Investig Magn Reson Imaging.  2016 Mar;20(1):61-65. 10.13104/imri.2016.20.1.61.

Subperiosteal Osteoid Osteoma of the Knee: Case Report

Affiliations
  • 1Department of Radiology, Pusan National University Hospital, Biomedical Research Institute, Busan, Korea. lis@pusan.ac.kr
  • 2Pusan National University School of Medicine, Busan, Korea.
  • 3Department of Orthopaedic Surgery, Pusan National University Hospital, Biomedical Research Institute, Busan, Korea.
  • 4Department of Radiology, Inje University Haeundae Paik Hospital, Busan, Korea.

Abstract

Osteoid osteoma, a frequent lesions of bone, is usually intraosseous but occasionally subperiosteal. We describe the case of a 19-year-old male with knee pain caused by subperiosteal osteoid osteoma. Radiologic evaluation was performed with radiographic, computed tomography (CT), ultrasonographic (US) and magnetic resonance imaging (MRI). But the preoperative diagnosis of osteoid osteoma was delayed because of unusual imaging findings and atypical symptom. After excisional biopsy, histological examination confirmed the diagnosis of osteoid osteoma. The lesion was treated successfully with CT-guided radiofrequency ablation.

Keyword

Subperiosteal osteoid osteoma; Knee; Imaging features; CT-guided radiofrequency ablation (RFA)

MeSH Terms

Biopsy
Catheter Ablation
Diagnosis
Humans
Knee*
Magnetic Resonance Imaging
Male
Osteoma, Osteoid*
Young Adult

Figure

  • Fig. 1 Radiograph of the right knee taken at initial visit showed faint mineralization (white arrow) adjacent to the superior cortex of the lateral femoral condyle with focal, smooth erosion of cortex (black arrow) at the distal femur.
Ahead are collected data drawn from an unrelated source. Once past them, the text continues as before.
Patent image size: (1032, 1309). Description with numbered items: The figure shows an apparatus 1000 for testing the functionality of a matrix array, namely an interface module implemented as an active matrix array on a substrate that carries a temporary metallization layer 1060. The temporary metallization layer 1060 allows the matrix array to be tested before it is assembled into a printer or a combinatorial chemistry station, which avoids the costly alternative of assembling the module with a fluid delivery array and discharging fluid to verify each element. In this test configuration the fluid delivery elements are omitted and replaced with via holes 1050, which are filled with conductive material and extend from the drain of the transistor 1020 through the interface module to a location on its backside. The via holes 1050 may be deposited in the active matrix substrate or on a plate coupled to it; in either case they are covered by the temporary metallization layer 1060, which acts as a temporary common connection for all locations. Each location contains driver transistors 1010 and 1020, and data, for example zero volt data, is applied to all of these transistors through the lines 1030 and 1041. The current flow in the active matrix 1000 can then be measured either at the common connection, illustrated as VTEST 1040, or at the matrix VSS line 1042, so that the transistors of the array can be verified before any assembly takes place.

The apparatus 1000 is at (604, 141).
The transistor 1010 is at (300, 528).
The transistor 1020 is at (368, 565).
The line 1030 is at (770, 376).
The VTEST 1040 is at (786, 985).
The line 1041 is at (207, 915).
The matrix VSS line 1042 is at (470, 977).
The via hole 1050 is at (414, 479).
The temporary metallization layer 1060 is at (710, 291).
  • Fig. 2 MR images of the right knee obtained 7 days after plain radiography. (a) Axial fat-suppressed T2-weighted and (b) sagittal fat-suppressed proton-density images show extensive bone marrow and soft tissue edema (white arrows) in the lateral femoral condyle. A small, round nodular lesion of low signal intensity (black arrows) was visualized at the extracortical and subperiosteal area adjacent to the insertion site of the lateral head of the gastrocnemius muscle. Also elevated periosteum (black arrowheads) was noted, so the lesion was thought to be in subperiosteal area.

  • Fig. 3 (a) CT scan shows the small nodular lesion with calcification (black arrow) located in the subperiosteal area causing smooth erosion of adjacent cortex (white arrow). (b) Bone scan shows increased uptake of isotope (arrow) at the right lateral femoral condyle.

  • Fig. 4 Axial ultrasonogram taken before needling showing a hyperechoic lesion with a lobulated contour and posterior shadowing, representing calcification (arrows) in the posterolateral aspect of right knee.

  • Fig. 5 Grossly, the resected specimen appeared as a firm, lobulated, red-colored mass of diameter 0.5 cm.

  • Fig. 6 Microscopically (× 40), the lesion was composed of anastomosing trabeculae of woven bone (above the yellow line, around the nidus) and a solid, sclerotic nidus (below the yellow line).

  • Fig. 7 Curative treatment was undertaken by radio-frequency ablation (RFA). RFA needle was well located in the center of the nidus.